Taking Risks and Granting Permission
Updated: Sep 16, 2019
Missional leaders must be prepared to take risks and grant permission. They cannot settle for the status quo because the church in Australia is in serious decline. The denominations, which appear to be the most numerically successful in Australia, are barely holding their own, while others are in decline and ageing. The average age of church members in Australia is 55, and that age is rapidly rising. Less than four per cent of young people under 30 is involved with the church today. Slightly fewer than eight per cent of Australians attend church every week. Traditionally, the church has been averse to taking risks, and it has often been reluctant to grant permission for new missional ventures. But a missional community with missional leaders would prefer that people tried and failed, rather than they had never tried at all. There is nothing wrong with failing, but there is a serious problem with doing nothing. Oswald Sanders, the great Australian mission leader of a bygone age, wrote, “A great deal more failure is the result of an excess of caution than of bold experimentation with new ideas. The frontiers of the kingdom of God were never advanced by men and women of caution.”
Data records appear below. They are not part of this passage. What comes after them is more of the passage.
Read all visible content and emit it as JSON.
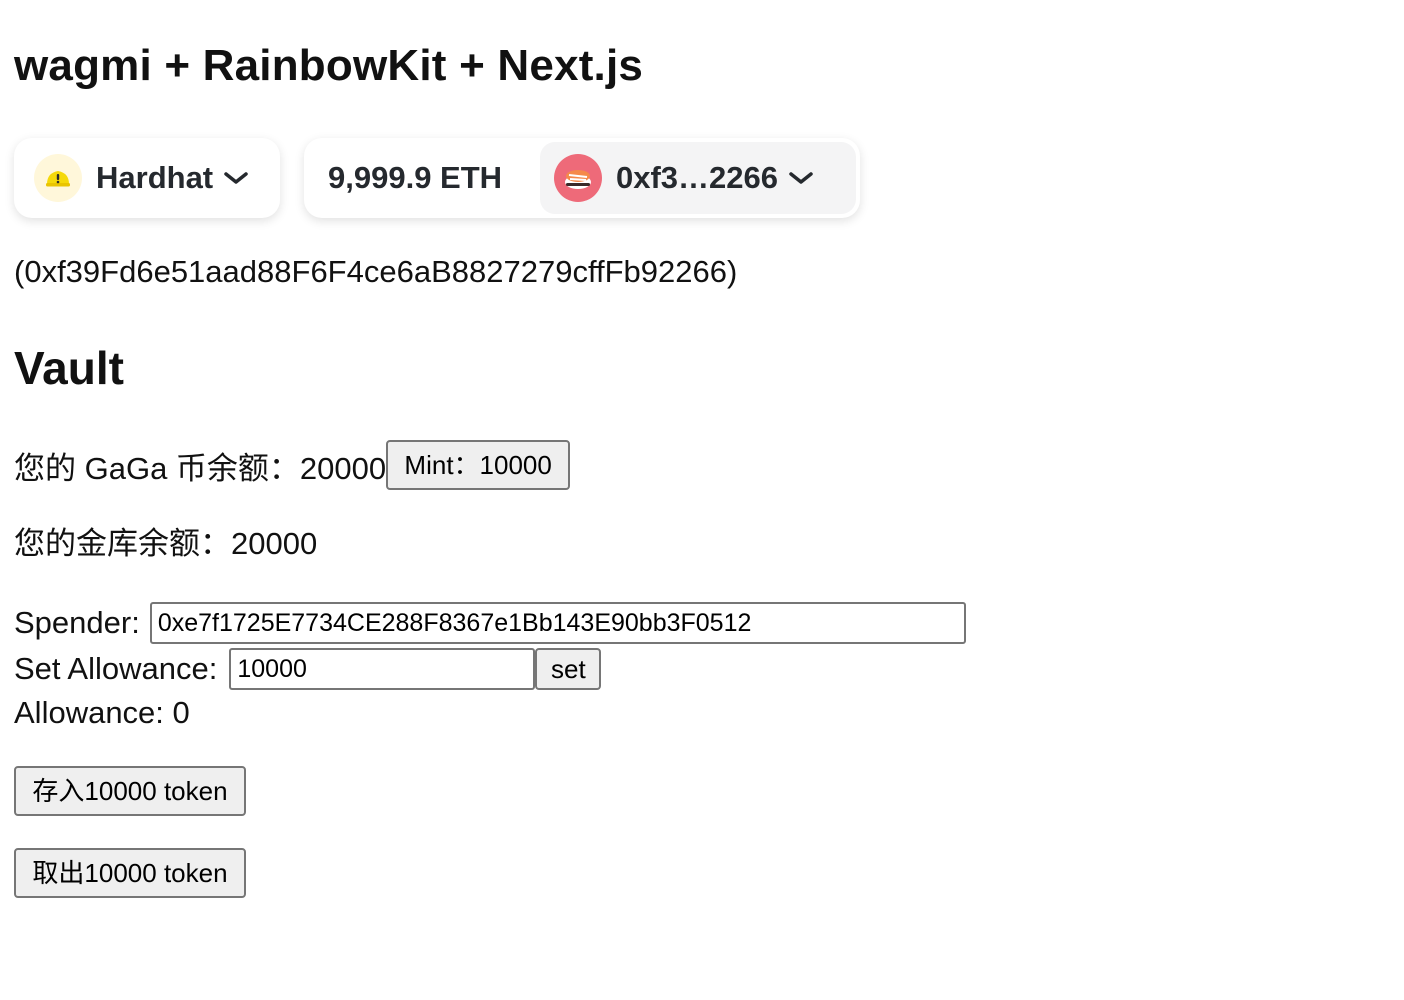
{
  "header": {
    "title": "wagmi + RainbowKit + Next.js"
  },
  "wallet": {
    "chain_name": "Hardhat",
    "chain_icon": "hardhat-icon",
    "balance": "9,999.9 ETH",
    "account_short": "0xf3…2266",
    "avatar_icon": "sushi-emoji-avatar-icon",
    "avatar_bg": "#ee6a79",
    "full_address": "(0xf39Fd6e51aad88F6F4ce6aB8827279cffFb92266)"
  },
  "vault": {
    "title": "Vault",
    "gaga_balance_label": "您的 GaGa 币余额：20000",
    "mint_button": "Mint：10000",
    "vault_balance_label": "您的金库余额：20000",
    "spender_label": "Spender:",
    "spender_value": "0xe7f1725E7734CE288F8367e1Bb143E90bb3F0512",
    "set_allowance_label": "Set Allowance:",
    "allowance_input_value": "10000",
    "set_button": "set",
    "allowance_readout": "Allowance: 0",
    "deposit_button": "存入10000 token",
    "withdraw_button": "取出10000 token"
  }
}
The church at Antioch under the guidance of the Holy Spirit took a risk and granted permission for Paul and Barnabas to go off on their first missionary journey in Acts 13. If the Antioch church had written to the church at Jerusalem to apply for permission, the Jerusalem church would probably have set up a committee. After six months of painful deliberation, they would have concluded that the venture was untenable and, perhaps even unnecessary. In taking that risk, the church at Antioch sent out two of its best leaders. The consequence was that Asia Minor and parts of Europe were won for Christ. The Gentile church may not have come into existence if they had not taken that risk, and we would not be in the church today.